We are in a period of unprecedented growth and interest in observability technologies such as metrics. Developers of applications, frameworks, and libraries are making it a point to publish metrics that expose various measures (counters and gauges) for both external and internal operations and outcomes. But it seems that the industry as a whole is not reaping the benefits of this effort, which requires ongoing maintenance effort and cost in managing metric stores as well as the unrestraint proliferation of custom dashboards growing daily. One reason for this is that operations staff don’t fully understand what the meaning of a metric is, how is it measured and related to other collected metrics, and what type of problem can be inferred from it when it changes. This is not only a consumer issue. Many developers tasked with instrumentation are unable to give due consideration to the use of a proposed metric beyond a very narrow need.
Drowning in metrics
In some ways, metrics are the unit tests of monitoring. Everyone agrees they are good in practice, but only a few seem to have enough experience in designing them beyond measuring the obvious. This is made somewhat worse with new cloud offerings targeting customers looking initially only to store and search large volumes of data collected by instrumentation. Insight is not necessarily on the menu here because those choosing where to send their data tend to favor the presentation of data be kept as close as possible to the raw input form.
The absence of abstraction
Models of abstraction, in the backend or UI/UX, that might be more effective in monitoring and managing the system under observation are deemed unnecessary overhead in the early days when one is more concerned with tracking that all the sensors are indeed operating correctly and pushing measures out from their origin. Naturally, this changes very quickly when customers experience incidents that take far too long to identify and then resolve in production with condensed metric storage backends. One typical response to this is to turn to each of the third party developers behind a significant component and purchase a license for a component-specific dashboard solution that understands the meaning of the metrics published and better tailors the presentation. Unfortunately, this leads to many dashboards, different models of abstraction across each, and more data stores though many developers will also offer the ability to push metrics elsewhere too. The more data that is created before this point, the more likely this situation will arise and remain for some time. This is the nature of the un(tr|ch)ained beast.
A model within a model
Today observability seems focused primarily on creating a sufficiently large information model from an ever-growing list of sensors. Instead of hundreds or thousands of metrics, we have companies claiming to have millions of metrics. This number is probably inflated and reflects more of the diversity of the naming of things and not the types of measures recorded for each context. How much this is true is beside the point. If we have a more than a handful of metrics per object of concern within a management model, then human operators still have a problem that is not magically solved by machine learning as there is always the question of what do these metrics mean and how are they impacted by changes in the environment and the actions of operations. At Instana we consider it paramount to the success of our engineering effort to link cause(s) with effect(s), metrics with traces, events with signals, etc.
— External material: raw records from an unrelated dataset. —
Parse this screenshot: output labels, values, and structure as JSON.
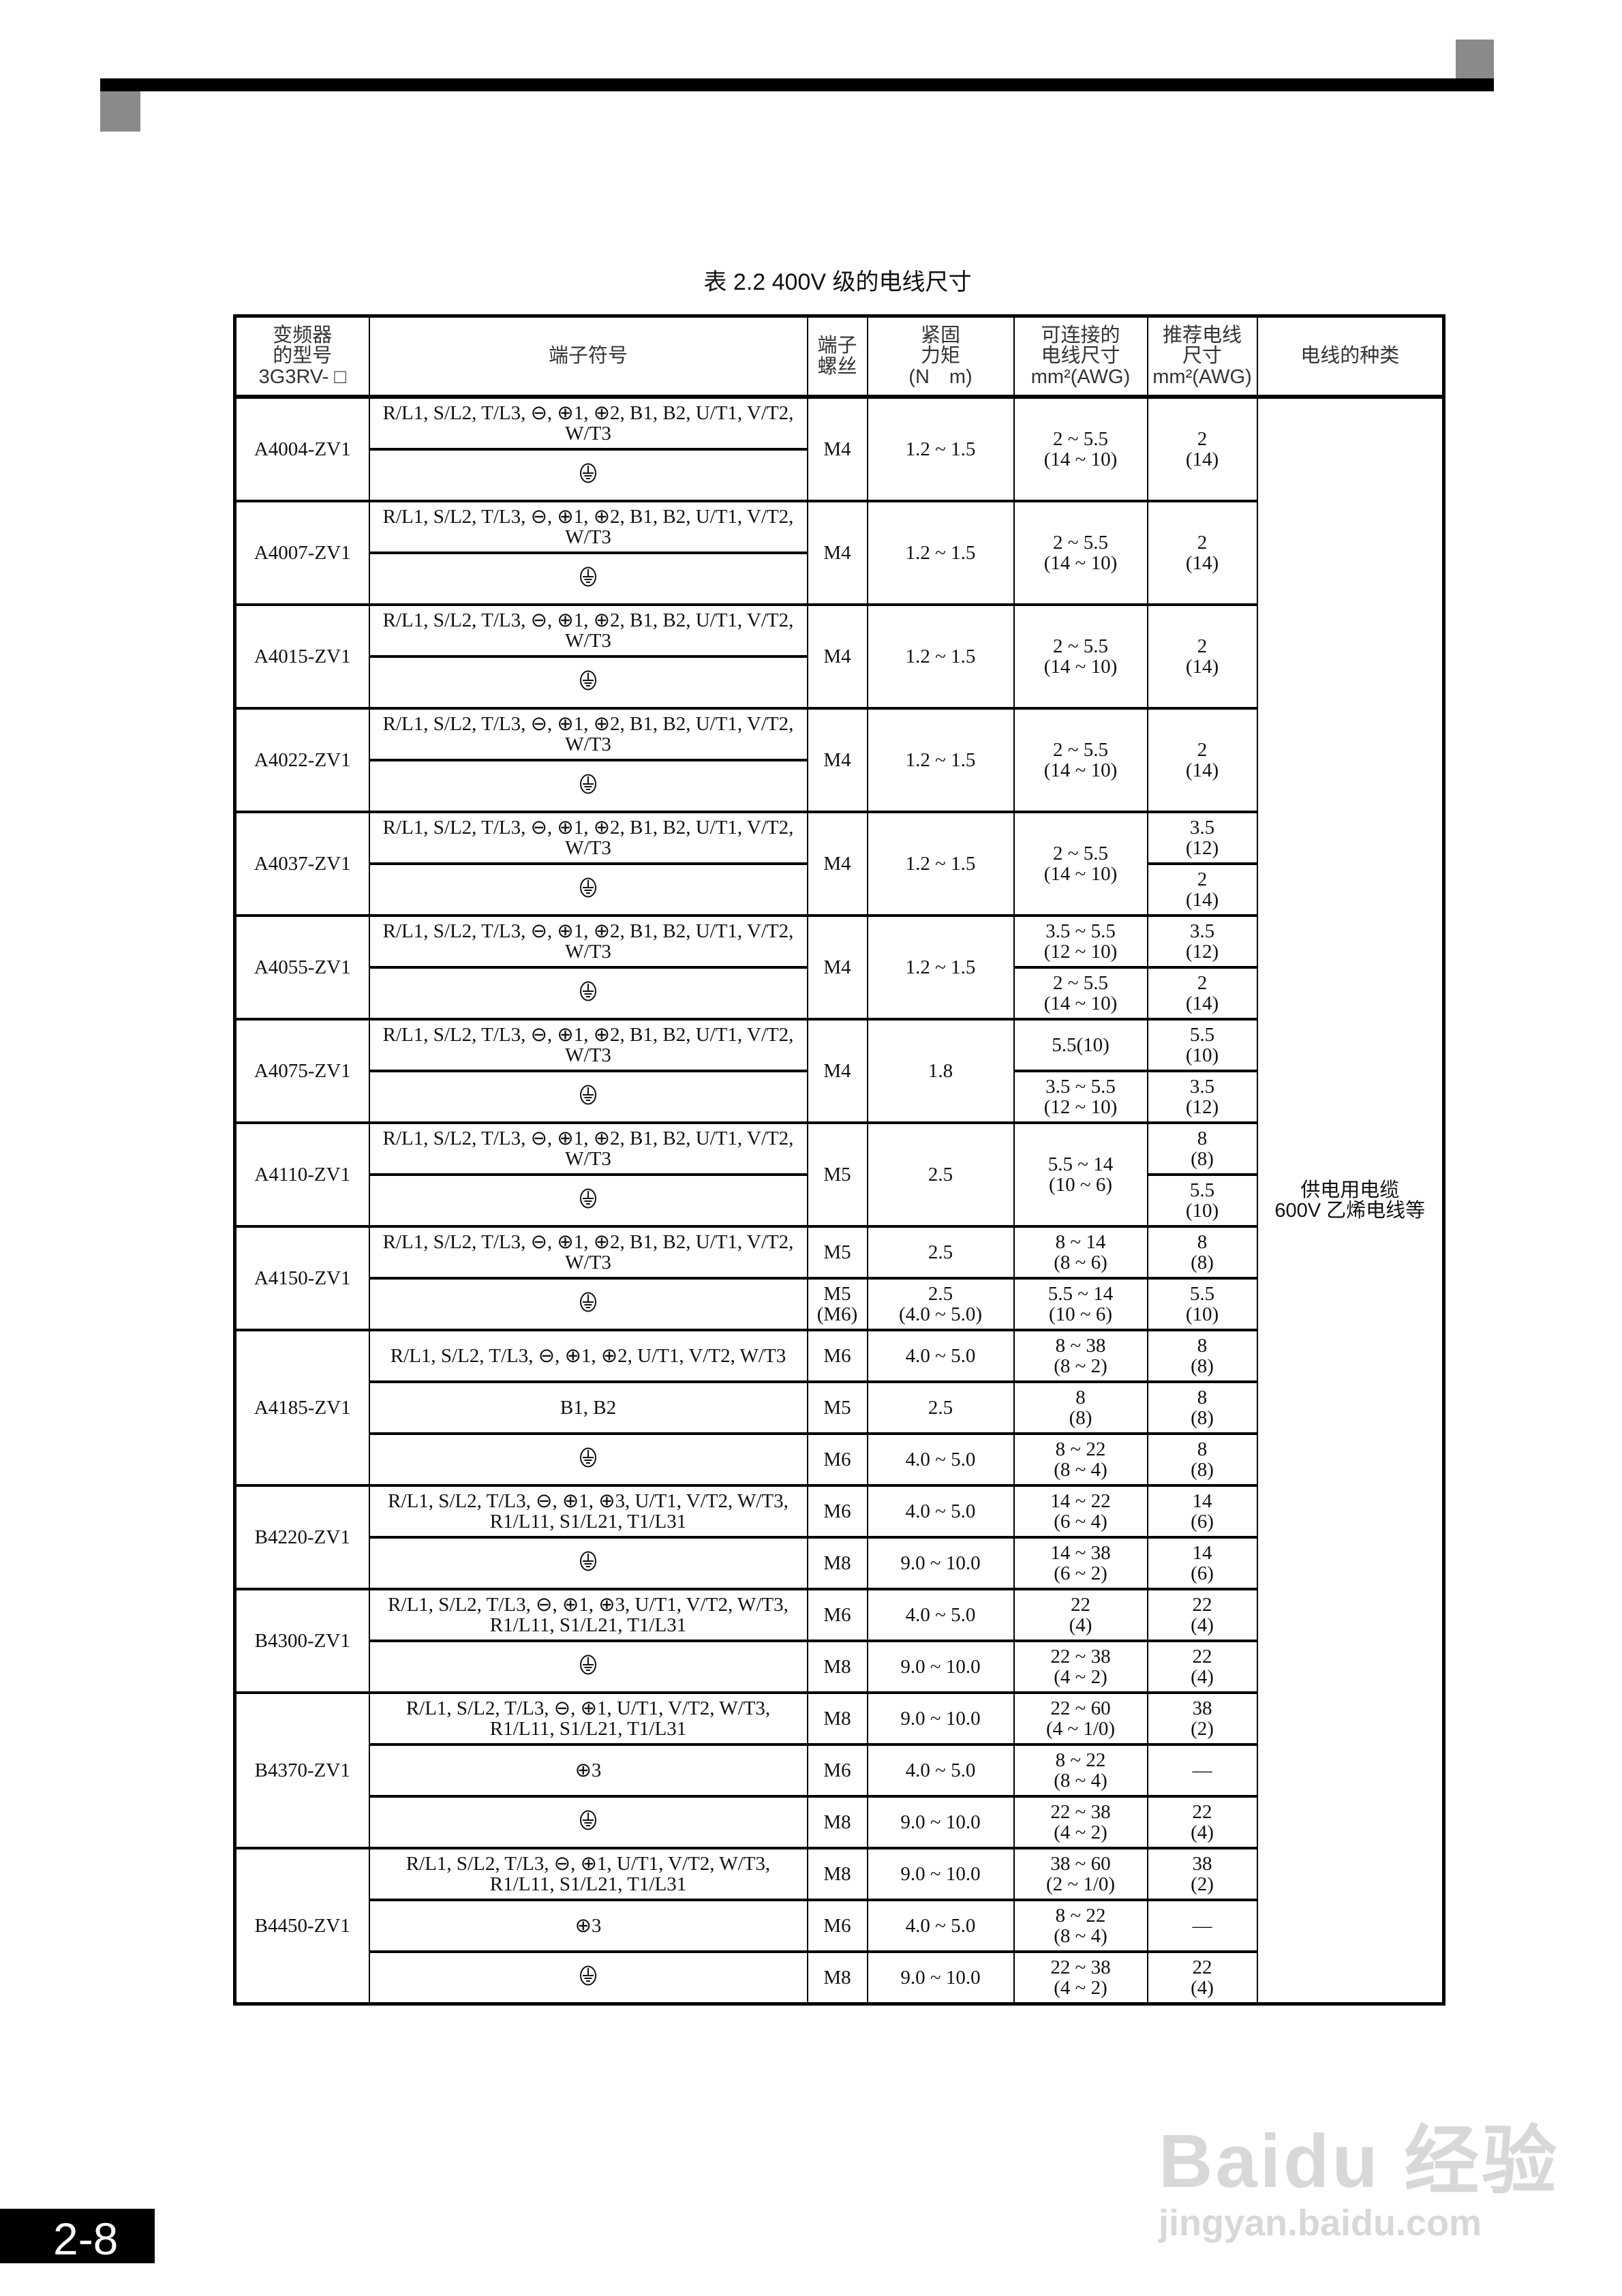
{
  "header": {
    "title": "表 2.2 400V 级的电线尺寸",
    "page_number": "2-8"
  },
  "columns": [
    "变频器\n的型号\n3G3RV- □",
    "端子符号",
    "端子\n螺丝",
    "紧固\n力矩\n(N　m)",
    "可连接的\n电线尺寸\nmm²(AWG)",
    "推荐电线\n尺寸\nmm²(AWG)",
    "电线的种类"
  ],
  "wire_type": "供电用电缆\n600V 乙烯电线等",
  "terminals": {
    "main_a": "R/L1, S/L2, T/L3, ⊖, ⊕1, ⊕2, B1, B2, U/T1, V/T2, W/T3",
    "main_b": "R/L1, S/L2, T/L3, ⊖, ⊕1, ⊕2, U/T1, V/T2, W/T3",
    "main_c": "R/L1, S/L2, T/L3, ⊖, ⊕1, ⊕3, U/T1, V/T2, W/T3, R1/L11, S1/L21, T1/L31",
    "main_d": "R/L1, S/L2, T/L3, ⊖, ⊕1, U/T1, V/T2, W/T3, R1/L11, S1/L21, T1/L31",
    "b1b2": "B1, B2",
    "p3": "⊕3",
    "ground_icon": "ground-icon"
  },
  "models": [
    {
      "model": "A4004-ZV1",
      "rows": [
        {
          "t": "main_a",
          "s": "M4",
          "q": "1.2 ~ 1.5",
          "c": "2 ~ 5.5\n(14 ~ 10)",
          "r": "2\n(14)"
        },
        {
          "t": "ground",
          "s": null,
          "q": null,
          "c": null,
          "r": null
        }
      ]
    },
    {
      "model": "A4007-ZV1",
      "rows": [
        {
          "t": "main_a",
          "s": "M4",
          "q": "1.2 ~ 1.5",
          "c": "2 ~ 5.5\n(14 ~ 10)",
          "r": "2\n(14)"
        },
        {
          "t": "ground",
          "s": null,
          "q": null,
          "c": null,
          "r": null
        }
      ]
    },
    {
      "model": "A4015-ZV1",
      "rows": [
        {
          "t": "main_a",
          "s": "M4",
          "q": "1.2 ~ 1.5",
          "c": "2 ~ 5.5\n(14 ~ 10)",
          "r": "2\n(14)"
        },
        {
          "t": "ground",
          "s": null,
          "q": null,
          "c": null,
          "r": null
        }
      ]
    },
    {
      "model": "A4022-ZV1",
      "rows": [
        {
          "t": "main_a",
          "s": "M4",
          "q": "1.2 ~ 1.5",
          "c": "2 ~ 5.5\n(14 ~ 10)",
          "r": "2\n(14)"
        },
        {
          "t": "ground",
          "s": null,
          "q": null,
          "c": null,
          "r": null
        }
      ]
    },
    {
      "model": "A4037-ZV1",
      "rows": [
        {
          "t": "main_a",
          "s": "M4",
          "q": "1.2 ~ 1.5",
          "c": "2 ~ 5.5\n(14 ~ 10)",
          "r": "3.5\n(12)"
        },
        {
          "t": "ground",
          "s": null,
          "q": null,
          "c": null,
          "r": "2\n(14)"
        }
      ]
    },
    {
      "model": "A4055-ZV1",
      "rows": [
        {
          "t": "main_a",
          "s": "M4",
          "q": "1.2 ~ 1.5",
          "c": "3.5 ~ 5.5\n(12 ~ 10)",
          "r": "3.5\n(12)"
        },
        {
          "t": "ground",
          "s": null,
          "q": null,
          "c": "2 ~ 5.5\n(14 ~ 10)",
          "r": "2\n(14)"
        }
      ]
    },
    {
      "model": "A4075-ZV1",
      "rows": [
        {
          "t": "main_a",
          "s": "M4",
          "q": "1.8",
          "c": "5.5(10)",
          "r": "5.5\n(10)"
        },
        {
          "t": "ground",
          "s": null,
          "q": null,
          "c": "3.5 ~ 5.5\n(12 ~ 10)",
          "r": "3.5\n(12)"
        }
      ]
    },
    {
      "model": "A4110-ZV1",
      "rows": [
        {
          "t": "main_a",
          "s": "M5",
          "q": "2.5",
          "c": "5.5 ~ 14\n(10 ~ 6)",
          "r": "8\n(8)"
        },
        {
          "t": "ground",
          "s": null,
          "q": null,
          "c": null,
          "r": "5.5\n(10)"
        }
      ]
    },
    {
      "model": "A4150-ZV1",
      "rows": [
        {
          "t": "main_a",
          "s": "M5",
          "q": "2.5",
          "c": "8 ~ 14\n(8 ~ 6)",
          "r": "8\n(8)"
        },
        {
          "t": "ground",
          "s": "M5\n(M6)",
          "q": "2.5\n(4.0 ~ 5.0)",
          "c": "5.5 ~ 14\n(10 ~ 6)",
          "r": "5.5\n(10)"
        }
      ]
    },
    {
      "model": "A4185-ZV1",
      "rows": [
        {
          "t": "main_b",
          "s": "M6",
          "q": "4.0 ~ 5.0",
          "c": "8 ~ 38\n(8 ~ 2)",
          "r": "8\n(8)"
        },
        {
          "t": "b1b2",
          "s": "M5",
          "q": "2.5",
          "c": "8\n(8)",
          "r": "8\n(8)"
        },
        {
          "t": "ground",
          "s": "M6",
          "q": "4.0 ~ 5.0",
          "c": "8 ~ 22\n(8 ~ 4)",
          "r": "8\n(8)"
        }
      ]
    },
    {
      "model": "B4220-ZV1",
      "rows": [
        {
          "t": "main_c",
          "s": "M6",
          "q": "4.0 ~ 5.0",
          "c": "14 ~ 22\n(6 ~ 4)",
          "r": "14\n(6)"
        },
        {
          "t": "ground",
          "s": "M8",
          "q": "9.0 ~ 10.0",
          "c": "14 ~ 38\n(6 ~ 2)",
          "r": "14\n(6)"
        }
      ]
    },
    {
      "model": "B4300-ZV1",
      "rows": [
        {
          "t": "main_c",
          "s": "M6",
          "q": "4.0 ~ 5.0",
          "c": "22\n(4)",
          "r": "22\n(4)"
        },
        {
          "t": "ground",
          "s": "M8",
          "q": "9.0 ~ 10.0",
          "c": "22 ~ 38\n(4 ~ 2)",
          "r": "22\n(4)"
        }
      ]
    },
    {
      "model": "B4370-ZV1",
      "rows": [
        {
          "t": "main_d",
          "s": "M8",
          "q": "9.0 ~ 10.0",
          "c": "22 ~ 60\n(4 ~ 1/0)",
          "r": "38\n(2)"
        },
        {
          "t": "p3",
          "s": "M6",
          "q": "4.0 ~ 5.0",
          "c": "8 ~ 22\n(8 ~ 4)",
          "r": "—"
        },
        {
          "t": "ground",
          "s": "M8",
          "q": "9.0 ~ 10.0",
          "c": "22 ~ 38\n(4 ~ 2)",
          "r": "22\n(4)"
        }
      ]
    },
    {
      "model": "B4450-ZV1",
      "rows": [
        {
          "t": "main_d",
          "s": "M8",
          "q": "9.0 ~ 10.0",
          "c": "38 ~ 60\n(2 ~ 1/0)",
          "r": "38\n(2)"
        },
        {
          "t": "p3",
          "s": "M6",
          "q": "4.0 ~ 5.0",
          "c": "8 ~ 22\n(8 ~ 4)",
          "r": "—"
        },
        {
          "t": "ground",
          "s": "M8",
          "q": "9.0 ~ 10.0",
          "c": "22 ~ 38\n(4 ~ 2)",
          "r": "22\n(4)"
        }
      ]
    }
  ],
  "watermark": {
    "brand": "Baidu 经验",
    "url": "jingyan.baidu.com"
  }
}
We carefully consider what is in the foreground (trace) and background (metric) depending on the situation.
The stacking of simplicity
So how we identify the management model, a small subset, from the information model? It is easier said than done. There are various ways of extracting and learning including active exploration of the information space but let’s first step back and consider how might such a management model evolve over the lifecycle of some insignificant software component. Why might the information model grow far bigger than the management model?
Once upon a time, there was a software component with three points of configuration, control set points if you wish, and various measures exposed at the surface of the component’s interface tracking execution and efficiency of both internal and external stimulated activity. Unfortunately, users of the software component did not fully understand how best to use the configuration points and how they related to observations available. To prevent future mishaps in configuration and to improve the adaptiveness of the component to actual usage and environment characteristics the developer created a higher level interface with fewer touch points and lots of smart algorithmic magic under the hood. This new layer codified the intelligence expected of the first users of the component. But unfortunately, this new adaptive mechanism needed a few set points to steer the adaptive algorithm, and so a new simplifier surface layer was designed. And so on and so on. It’s turtles on turtles – up and down.
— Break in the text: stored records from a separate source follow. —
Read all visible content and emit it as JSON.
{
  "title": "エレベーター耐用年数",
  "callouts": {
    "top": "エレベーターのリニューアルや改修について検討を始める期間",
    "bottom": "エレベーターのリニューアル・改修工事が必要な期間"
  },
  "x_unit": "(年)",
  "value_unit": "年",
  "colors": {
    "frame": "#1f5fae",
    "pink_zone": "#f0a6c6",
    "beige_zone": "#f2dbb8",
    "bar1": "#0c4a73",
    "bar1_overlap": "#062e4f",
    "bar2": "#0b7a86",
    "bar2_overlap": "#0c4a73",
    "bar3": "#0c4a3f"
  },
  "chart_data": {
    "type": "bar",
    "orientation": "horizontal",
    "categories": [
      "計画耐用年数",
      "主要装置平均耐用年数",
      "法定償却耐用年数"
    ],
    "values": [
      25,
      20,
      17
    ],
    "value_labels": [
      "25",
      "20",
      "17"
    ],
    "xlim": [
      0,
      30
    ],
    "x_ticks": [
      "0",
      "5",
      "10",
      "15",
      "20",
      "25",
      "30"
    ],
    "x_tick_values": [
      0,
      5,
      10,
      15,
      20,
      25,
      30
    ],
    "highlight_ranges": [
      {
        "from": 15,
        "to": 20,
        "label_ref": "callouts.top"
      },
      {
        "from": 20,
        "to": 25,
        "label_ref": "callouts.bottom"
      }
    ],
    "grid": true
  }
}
The component developer, with all their operational wisdom, decided that it would be useful to keep all control (managed) points and observable values (measures) at each layer of the stack accessible for inspection and reporting. But lost in this new flat information model was the structure, scope, sense, sets, and simplification. This is a problem of observability when it stands apart from what is application monitoring – delivering meaning and enabling understanding.
A goal for engineering at Instana is not just improving our ability to see more but in creating models and user experiences that help our customers improve learning of, and in greater depth, the dynamics of their systems, services, components, flows, and operational states.